Twilio's media stream sends μ-law encoded audio at 8kHz over a WebSocket connection. The first thing I had to handle was codec conversion — most transcription APIs expect 16kHz linear PCM. I used the `audioop` standard library for the conversion, which adds negligible latency.

python

import audioop, base64

def decode_twilio_audio(payload: str) -> bytes:
    mulaw_audio = base64.b64decode(payload)
    # Convert 8kHz μ-law → 16kHz linear PCM
    pcm_8k = audioop.ulaw2lin(mulaw_audio, 2)
    pcm_16k, _ = audioop.ratecv(pcm_8k, 2, 1, 8000, 16000, None)
    return pcm_16k

One subtle issue: Twilio sends audio in small 20ms chunks. Most STT APIs perform better with larger chunks. I buffer 300ms of audio before sending to the transcription endpoint — this noticeably improved accuracy on accented speech.

The agent decision loop

Each agent has a system prompt, a knowledge base, and a set of callable actions (transfer call, book appointment, send SMS). The LLM receives the full conversation history on each turn and returns either a spoken response or a structured action payload.

python

async def process(self, user_turn: str) -> str:
    self.history.append({"role": "user", "content": user_turn})

    response = await openai.chat.completions.create(
        model="gpt-4o-mini",
        messages=[
            {"role": "system", "content": self.system_prompt},
            *self.history,
        ],
        tools=self.available_tools,
        tool_choice="auto",
        max_tokens=150,
        temperature=0.4,
    )

    choice = response.choices[0]
    if choice.finish_reason == "tool_calls":
        return await self._execute_tool(choice.message.tool_calls[0])

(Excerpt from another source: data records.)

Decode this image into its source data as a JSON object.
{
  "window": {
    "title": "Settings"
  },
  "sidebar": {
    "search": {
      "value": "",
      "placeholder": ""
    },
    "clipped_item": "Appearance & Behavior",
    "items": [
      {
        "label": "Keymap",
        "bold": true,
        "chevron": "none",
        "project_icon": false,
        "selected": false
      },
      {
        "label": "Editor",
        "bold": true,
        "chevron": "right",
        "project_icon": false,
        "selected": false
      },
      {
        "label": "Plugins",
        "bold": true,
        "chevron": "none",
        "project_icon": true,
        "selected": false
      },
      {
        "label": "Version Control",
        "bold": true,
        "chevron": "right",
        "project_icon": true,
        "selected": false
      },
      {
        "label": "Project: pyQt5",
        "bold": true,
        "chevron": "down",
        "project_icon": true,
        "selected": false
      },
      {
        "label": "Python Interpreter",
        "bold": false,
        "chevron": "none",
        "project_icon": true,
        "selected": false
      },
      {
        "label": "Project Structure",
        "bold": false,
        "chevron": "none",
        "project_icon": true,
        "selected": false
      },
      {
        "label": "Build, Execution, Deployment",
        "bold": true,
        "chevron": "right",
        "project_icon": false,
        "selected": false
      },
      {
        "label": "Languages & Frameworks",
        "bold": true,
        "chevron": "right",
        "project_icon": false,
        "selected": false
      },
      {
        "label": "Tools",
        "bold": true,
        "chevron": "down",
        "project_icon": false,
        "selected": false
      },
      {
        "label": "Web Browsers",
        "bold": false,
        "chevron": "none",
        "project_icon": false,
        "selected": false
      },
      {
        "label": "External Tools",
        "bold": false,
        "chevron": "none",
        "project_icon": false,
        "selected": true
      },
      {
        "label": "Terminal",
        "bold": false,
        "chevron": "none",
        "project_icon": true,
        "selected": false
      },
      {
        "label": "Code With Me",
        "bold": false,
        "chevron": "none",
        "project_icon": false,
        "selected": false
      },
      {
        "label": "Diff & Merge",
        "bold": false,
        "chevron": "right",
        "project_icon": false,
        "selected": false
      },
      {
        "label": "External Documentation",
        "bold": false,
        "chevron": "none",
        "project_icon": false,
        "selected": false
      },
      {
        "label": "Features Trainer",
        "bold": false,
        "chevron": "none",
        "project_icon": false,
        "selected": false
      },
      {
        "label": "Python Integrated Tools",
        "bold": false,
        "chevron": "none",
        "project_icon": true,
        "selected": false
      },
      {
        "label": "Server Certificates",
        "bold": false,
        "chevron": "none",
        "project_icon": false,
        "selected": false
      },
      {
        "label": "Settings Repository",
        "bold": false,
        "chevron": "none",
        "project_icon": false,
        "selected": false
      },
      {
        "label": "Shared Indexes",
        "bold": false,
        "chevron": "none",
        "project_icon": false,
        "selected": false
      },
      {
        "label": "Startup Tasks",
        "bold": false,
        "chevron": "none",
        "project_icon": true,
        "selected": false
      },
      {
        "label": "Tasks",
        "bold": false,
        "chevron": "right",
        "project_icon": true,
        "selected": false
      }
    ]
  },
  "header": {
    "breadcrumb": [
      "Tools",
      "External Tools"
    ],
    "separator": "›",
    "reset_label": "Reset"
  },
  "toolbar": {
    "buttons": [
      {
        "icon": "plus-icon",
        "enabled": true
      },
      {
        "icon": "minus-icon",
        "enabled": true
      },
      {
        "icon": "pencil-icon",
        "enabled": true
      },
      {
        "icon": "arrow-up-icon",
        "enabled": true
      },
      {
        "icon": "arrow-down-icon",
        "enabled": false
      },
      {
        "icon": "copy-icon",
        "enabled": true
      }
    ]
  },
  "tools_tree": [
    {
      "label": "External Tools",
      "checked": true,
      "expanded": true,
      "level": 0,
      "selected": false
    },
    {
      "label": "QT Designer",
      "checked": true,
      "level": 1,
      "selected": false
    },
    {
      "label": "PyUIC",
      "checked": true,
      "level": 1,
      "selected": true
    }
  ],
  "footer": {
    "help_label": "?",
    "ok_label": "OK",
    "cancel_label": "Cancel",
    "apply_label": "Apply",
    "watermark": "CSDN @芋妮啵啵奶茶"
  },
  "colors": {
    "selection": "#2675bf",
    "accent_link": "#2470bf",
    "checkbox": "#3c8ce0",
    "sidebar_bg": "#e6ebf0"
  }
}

    reply = choice.message.content
    self.history.append({"role": "assistant", "content": reply})
    return reply

Temperature 0.4 is intentional — it reduces hallucination while keeping responses natural. Above 0.6 the agent starts making things up, which is catastrophic in a business context. Below 0.2 it sounds robotic.

Redis for call state

Call state — the conversation history, agent config, and any collected data — lives in Redis with a TTL matching the maximum call duration. This makes horizontal scaling trivial: any FastAPI instance can pick up any call because state is external.

python

# Store agent context in Redis
await redis.setex(
    f"call:{call_sid}:context",
    ex=3600,  # 1 hour TTL
    value=agent_context.model_dump_json(),
)

Production gotchas

A few things burned me in production that I didn't anticipate in development:

Silence detection matters. Users pause mid-sentence. Without a voice activity detector, the agent interrupts constantly. I added a 600ms silence threshold before triggering the LLM.
LLM latency spikes kill calls. On a bad day GPT-4o-mini takes 1.5s. Users interpret anything above 2s total as a dead line. Add a verbal filler ("Let me check that for you...") to buy time while the LLM is thinking.
Twilio drops WebSocket connections after 4 hours. For long-running inbound lines (customer support), you need reconnection logic with state recovery from Redis.
Tool calls must be idempotent. The LLM occasionally calls the same tool twice in quick succession. Deduplication by call_sid + tool + timestamp prevents double-bookings.

What's next

The next frontier is interruption handling — allowing callers to cut off the agent mid-sentence, just like a human conversation. Twilio's bidirectional streaming makes this possible but the state management is non-trivial. I'll cover that in a follow-up post.